Era uma vez, outra vez...

Lá pelas bandas da nascente do Ribeirão de Limas, um pequeno povoado, morava um miserável homem, conhecido como Misa. Porém, o Misa não era um pobre coitado, digno de dó, sem dinheiro para comprar o de comer e o de vestir. Se morava num casebre, sem luz elétrica nem água encanada à beira-rio, era porque não queria gastar seu dinheiro.

Dizem que havia recebido uma valiosa herança, de alguém que ninguém sabe quem. O legado chegara até ele dentro de uma enorme arca de latão muito lustrosa, que parecia de ouro. Falavam em barras e barras de ouro e muito, muito dinheiro. Se alguém, na verdade, vira mesmo o avarento chegar com a arca e sabia o que havia dentro dela........ Acreditavam. Todo o povoado de Limas comentava sobre o fato. No entanto, pessoa alguma havia visto onde o homem a escondera. Só podia ter sido enterrada em alguma parte de seu terreno.

A chave da arca ficava numa corrente que o Misa usava no pescoço, de onde não tirava, por nada deste mundo. Nem na hora do banho, que tomava na nascente do ribeirão, uma vez por semana e olhe lá. Fazer gasto com sabão. . . pois, isso não era para ele.

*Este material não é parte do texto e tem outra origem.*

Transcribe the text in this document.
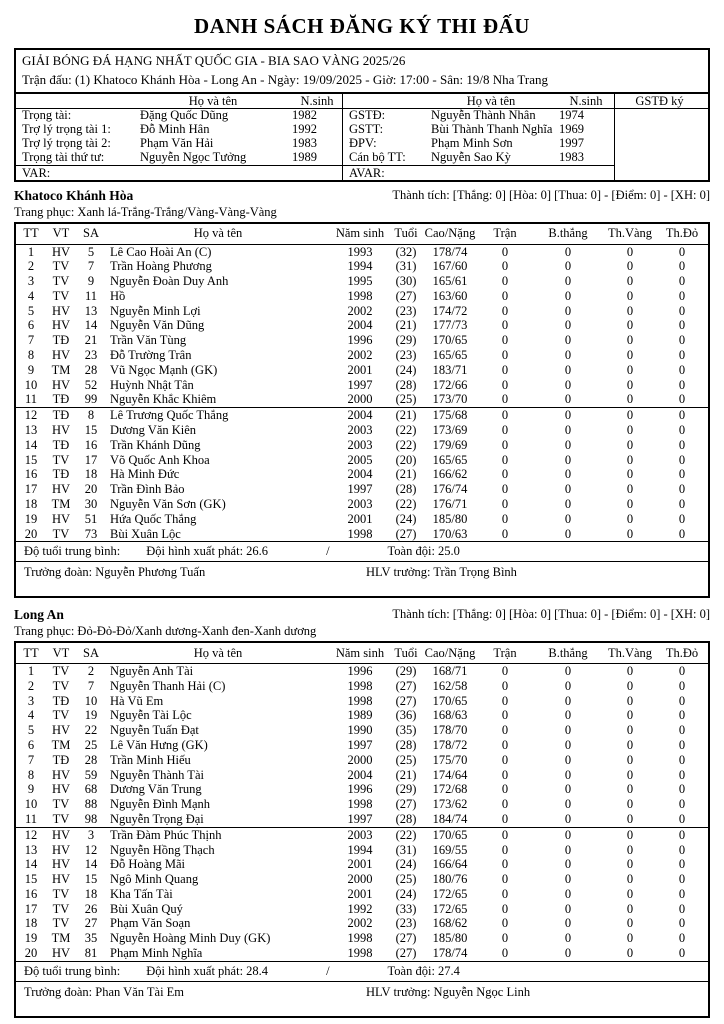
DANH SÁCH ĐĂNG KÝ THI ĐẤU
GIẢI BÓNG ĐÁ HẠNG NHẤT QUỐC GIA - BIA SAO VÀNG 2025/26
Trận đấu: (1) Khatoco Khánh Hòa - Long An - Ngày: 19/09/2025 - Giờ: 17:00 - Sân: 19/8 Nha Trang
Họ và tên	N.sinh	Họ và tên	N.sinh	GSTĐ ký
Trọng tài:	Đặng Quốc Dũng	1982
Trợ lý trọng tài 1:	Đỗ Minh Hân	1992
Trợ lý trọng tài 2:	Phạm Văn Hải	1983
Trọng tài thứ tư:	Nguyễn Ngọc Tưởng	1989
VAR:
GSTĐ:	Nguyễn Thành Nhân	1974
GSTT:	Bùi Thành Thanh Nghĩa 1969
ĐPV:	Phạm Minh Sơn	1997
Cán bộ TT:	Nguyễn Sao Kỳ	1983
AVAR:
Khatoco Khánh Hòa	Thành tích: [Thắng: 0] [Hòa: 0] [Thua: 0] - [Điểm: 0] - [XH: 0]
Trang phục: Xanh lá-Trắng-Trắng/Vàng-Vàng-Vàng
TT	VT	SA	Họ và tên	Năm sinh	Tuổi	Cao/Nặng	Trận	B.thắng	Th.Vàng	Th.Đỏ
1	HV	5	Lê Cao Hoài An (C)	1993	(32)	178/74	0	0	0	0
2	TV	7	Trần Hoàng Phương	1994	(31)	167/60	0	0	0	0
3	TV	9	Nguyễn Đoàn Duy Anh	1995	(30)	165/61	0	0	0	0
4	TV	11	Hồ	1998	(27)	163/60	0	0	0	0
5	HV	13	Nguyễn Minh Lợi	2002	(23)	174/72	0	0	0	0
6	HV	14	Nguyễn Văn Dũng	2004	(21)	177/73	0	0	0	0
7	TĐ	21	Trần Văn Tùng	1996	(29)	170/65	0	0	0	0
8	HV	23	Đỗ Trường Trân	2002	(23)	165/65	0	0	0	0
9	TM	28	Vũ Ngọc Mạnh (GK)	2001	(24)	183/71	0	0	0	0
10	HV	52	Huỳnh Nhật Tân	1997	(28)	172/66	0	0	0	0
11	TĐ	99	Nguyễn Khắc Khiêm	2000	(25)	173/70	0	0	0	0
12	TĐ	8	Lê Trương Quốc Thắng	2004	(21)	175/68	0	0	0	0
13	HV	15	Dương Văn Kiên	2003	(22)	173/69	0	0	0	0
14	TĐ	16	Trần Khánh Dũng	2003	(22)	179/69	0	0	0	0
15	TV	17	Võ Quốc Anh Khoa	2005	(20)	165/65	0	0	0	0
16	TĐ	18	Hà Minh Đức	2004	(21)	166/62	0	0	0	0
17	HV	20	Trần Đình Bảo	1997	(28)	176/74	0	0	0	0
18	TM	30	Nguyễn Văn Sơn (GK)	2003	(22)	176/71	0	0	0	0
19	HV	51	Hứa Quốc Thắng	2001	(24)	185/80	0	0	0	0
20	TV	73	Bùi Xuân Lộc	1998	(27)	170/63	0	0	0	0
Độ tuổi trung bình: Đội hình xuất phát: 26.6	/	Toàn đội: 25.0
Trưởng đoàn: Nguyễn Phương Tuấn	HLV trưởng: Trần Trọng Bình
Long An	Thành tích: [Thắng: 0] [Hòa: 0] [Thua: 0] - [Điểm: 0] - [XH: 0]
Trang phục: Đỏ-Đỏ-Đỏ/Xanh dương-Xanh đen-Xanh dương
TT	VT	SA	Họ và tên	Năm sinh	Tuổi	Cao/Nặng	Trận	B.thắng	Th.Vàng	Th.Đỏ
1	TV	2	Nguyễn Anh Tài	1996	(29)	168/71	0	0	0	0
2	TV	7	Nguyễn Thanh Hải (C)	1998	(27)	162/58	0	0	0	0
3	TĐ	10	Hà Vũ Em	1998	(27)	170/65	0	0	0	0
4	TV	19	Nguyễn Tài Lộc	1989	(36)	168/63	0	0	0	0
5	HV	22	Nguyễn Tuấn Đạt	1990	(35)	178/70	0	0	0	0
6	TM	25	Lê Văn Hưng (GK)	1997	(28)	178/72	0	0	0	0
7	TĐ	28	Trần Minh Hiếu	2000	(25)	175/70	0	0	0	0
8	HV	59	Nguyễn Thành Tài	2004	(21)	174/64	0	0	0	0
9	HV	68	Dương Văn Trung	1996	(29)	172/68	0	0	0	0
10	TV	88	Nguyễn Đình Mạnh	1998	(27)	173/62	0	0	0	0
11	TV	98	Nguyễn Trọng Đại	1997	(28)	184/74	0	0	0	0
12	HV	3	Trần Đàm Phúc Thịnh	2003	(22)	170/65	0	0	0	0
13	HV	12	Nguyễn Hồng Thạch	1994	(31)	169/55	0	0	0	0
14	HV	14	Đỗ Hoàng Mãi	2001	(24)	166/64	0	0	0	0
15	HV	15	Ngô Minh Quang	2000	(25)	180/76	0	0	0	0
16	TV	18	Kha Tấn Tài	2001	(24)	172/65	0	0	0	0
17	TV	26	Bùi Xuân Quý	1992	(33)	172/65	0	0	0	0
18	TV	27	Phạm Văn Soạn	2002	(23)	168/62	0	0	0	0
19	TM	35	Nguyễn Hoàng Minh Duy (GK)	1998	(27)	185/80	0	0	0	0
20	HV	81	Phạm Minh Nghĩa	1998	(27)	178/74	0	0	0	0
Độ tuổi trung bình: Đội hình xuất phát: 28.4	/	Toàn đội: 27.4
Trưởng đoàn: Phan Văn Tài Em	HLV trưởng: Nguyễn Ngọc Linh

Gastar? Dividir seu rancho com alguma mulher? Pagar empregado para produzir na sua terra? Pra quê isso... Vivia a pensar no senhor Futuro. Ele mesmo plantava o suficiente para o seu de comer, de cobrir o corpo. No terreno, cuidava de um gadinho magriço, poucas cabeças, que tratar do pasto custava dinheiro. Era o bastante para uma caneca de leite todas as manhãs e para fazer alguns queijos.

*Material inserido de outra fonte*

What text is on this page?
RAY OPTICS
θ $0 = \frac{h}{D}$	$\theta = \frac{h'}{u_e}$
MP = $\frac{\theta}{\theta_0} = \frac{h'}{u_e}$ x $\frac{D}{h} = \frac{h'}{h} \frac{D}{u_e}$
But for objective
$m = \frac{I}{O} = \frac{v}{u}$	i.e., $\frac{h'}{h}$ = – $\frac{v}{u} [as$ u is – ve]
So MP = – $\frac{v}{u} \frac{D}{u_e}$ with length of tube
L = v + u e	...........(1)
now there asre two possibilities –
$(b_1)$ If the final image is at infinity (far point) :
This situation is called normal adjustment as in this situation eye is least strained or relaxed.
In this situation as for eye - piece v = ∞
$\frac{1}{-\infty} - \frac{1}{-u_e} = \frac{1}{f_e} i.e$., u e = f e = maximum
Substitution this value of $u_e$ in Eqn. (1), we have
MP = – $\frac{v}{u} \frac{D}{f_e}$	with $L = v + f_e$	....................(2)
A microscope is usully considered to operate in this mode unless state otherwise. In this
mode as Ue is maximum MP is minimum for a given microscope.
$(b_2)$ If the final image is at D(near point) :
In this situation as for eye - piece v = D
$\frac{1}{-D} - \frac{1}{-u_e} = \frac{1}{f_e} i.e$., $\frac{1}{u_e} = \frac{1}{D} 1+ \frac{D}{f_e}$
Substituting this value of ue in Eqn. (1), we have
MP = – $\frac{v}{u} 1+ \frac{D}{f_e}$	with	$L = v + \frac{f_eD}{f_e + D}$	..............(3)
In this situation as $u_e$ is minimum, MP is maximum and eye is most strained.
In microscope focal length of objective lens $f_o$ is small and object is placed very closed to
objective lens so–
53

Quando ia à venda do povoado, levava queijos, alguma fruta, alguma verdura e trocava o que produzia por outras coisas de comer, alguma peça de roupa, quando não tinha o que vestir, um par de botinas novas, quando o único que usava, entrava ano, saía ano, ficava com a sola esburacada. Chegava à venda de Limas com o saco de mantimentos para a permuta, o mesmo que levava na volta. Isso, uma vez por semana, que assim economizava a sola das botinas chiadeiras.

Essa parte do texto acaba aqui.